The petition demanded that the court stop the stubble burning by farmers in Punjab and Haryana which poses a health risk to citizens of Delhi-NCR by enveloping the region in a dense, smoggy fog during the winters.
The apex court had on October 16 appointed retired judge Justice Madan B Lokur to monitor stubble burning in Punjab, Haryana and Uttar Pradesh amid rising pollution in Delhi and its surrounding areas. “We are only concerned about the citizens of Delhi-NCR being able to breathe in fresh clean air,” the top court said. The Supreme Court also declined to accept the centre’s request to reconsider the appointment of the one-man committee of Justice (retd) Lokur.
The next hearing on the case has been scheduled on October 26.

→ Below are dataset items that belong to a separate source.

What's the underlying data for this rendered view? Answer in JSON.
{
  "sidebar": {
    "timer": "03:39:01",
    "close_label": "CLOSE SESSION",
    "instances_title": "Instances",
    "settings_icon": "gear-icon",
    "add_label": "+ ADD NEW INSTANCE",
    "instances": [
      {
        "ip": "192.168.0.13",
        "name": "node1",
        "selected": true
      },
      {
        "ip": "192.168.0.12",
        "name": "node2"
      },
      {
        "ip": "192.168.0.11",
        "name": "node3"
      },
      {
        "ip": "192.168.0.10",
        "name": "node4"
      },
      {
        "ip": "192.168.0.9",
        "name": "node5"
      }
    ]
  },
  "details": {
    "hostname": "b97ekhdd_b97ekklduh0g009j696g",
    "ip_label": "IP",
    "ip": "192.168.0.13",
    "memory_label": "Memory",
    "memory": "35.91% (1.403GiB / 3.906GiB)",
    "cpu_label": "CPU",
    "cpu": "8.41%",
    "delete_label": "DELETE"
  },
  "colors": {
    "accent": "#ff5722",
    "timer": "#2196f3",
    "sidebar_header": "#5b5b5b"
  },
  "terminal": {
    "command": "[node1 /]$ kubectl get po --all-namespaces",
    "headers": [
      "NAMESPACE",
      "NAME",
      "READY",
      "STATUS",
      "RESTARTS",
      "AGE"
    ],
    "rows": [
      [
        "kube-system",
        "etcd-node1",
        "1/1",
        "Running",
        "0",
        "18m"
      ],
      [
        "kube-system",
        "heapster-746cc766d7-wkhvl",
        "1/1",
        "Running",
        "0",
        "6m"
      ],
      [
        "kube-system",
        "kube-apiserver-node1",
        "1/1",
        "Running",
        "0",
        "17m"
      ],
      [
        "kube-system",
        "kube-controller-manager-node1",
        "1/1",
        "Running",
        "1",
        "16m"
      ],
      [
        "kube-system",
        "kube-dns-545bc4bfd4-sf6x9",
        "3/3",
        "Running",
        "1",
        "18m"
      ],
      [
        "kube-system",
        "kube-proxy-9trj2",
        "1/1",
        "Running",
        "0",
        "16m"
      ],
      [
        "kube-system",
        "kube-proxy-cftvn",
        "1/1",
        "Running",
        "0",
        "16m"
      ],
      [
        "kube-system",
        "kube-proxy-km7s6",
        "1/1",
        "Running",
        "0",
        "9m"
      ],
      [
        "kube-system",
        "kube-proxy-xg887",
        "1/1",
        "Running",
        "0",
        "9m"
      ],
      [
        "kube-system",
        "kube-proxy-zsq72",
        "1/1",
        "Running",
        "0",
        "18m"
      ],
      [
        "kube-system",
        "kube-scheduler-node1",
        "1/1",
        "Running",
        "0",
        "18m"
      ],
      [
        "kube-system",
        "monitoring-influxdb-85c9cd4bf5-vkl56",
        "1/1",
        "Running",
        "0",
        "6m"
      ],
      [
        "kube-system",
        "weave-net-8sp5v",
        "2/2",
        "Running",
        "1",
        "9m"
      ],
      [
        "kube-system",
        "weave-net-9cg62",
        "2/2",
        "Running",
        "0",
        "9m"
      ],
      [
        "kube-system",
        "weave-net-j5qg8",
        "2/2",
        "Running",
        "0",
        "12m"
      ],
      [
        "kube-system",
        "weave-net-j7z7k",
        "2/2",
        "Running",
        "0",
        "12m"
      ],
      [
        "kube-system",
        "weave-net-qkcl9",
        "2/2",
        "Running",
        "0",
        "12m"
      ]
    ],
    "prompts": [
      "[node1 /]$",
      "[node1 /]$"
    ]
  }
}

The Narendra Modi government on Monday, October 26, admitted that existing mechanism didn’t work too well. The Solicitor General also admitted that the mechanism of the government has not worked too well and told the top court that a permanent body to deal with the issue may also be created.
Central government informed the Supreme Court that it will bring a law to create a permanent body through legislation to deal with the stubble burning and tackle the air pollution in Delhi and its adjoining areas in winters. Appearing on behalf of the central government, Solicitor General Tushar Mehta informed the apex court that the legislation is being contemplated and the draft of the proposed law on air pollution will be ready by the next week.
The bench headed by Chief Justice SA Bobde welcomed the central government’s decision and said that it was a necessary move since everyone in the city was choking due to air pollution.
“This is a welcome step. This is an issue that anyway should have been looked into by the government. Everyone in this city is choking due to bad air,” the bench said.
“We acknowledge the mechanism we have at present has not worked too well. We are yet to finalize the fine print of the law. We will, however, be ready with draft legislation very soon,” he said.
Following the government’s assurance, the Supreme Court also suspended the Justice Madan B Lokur Committee to oversee the steps to tackle stubble burning.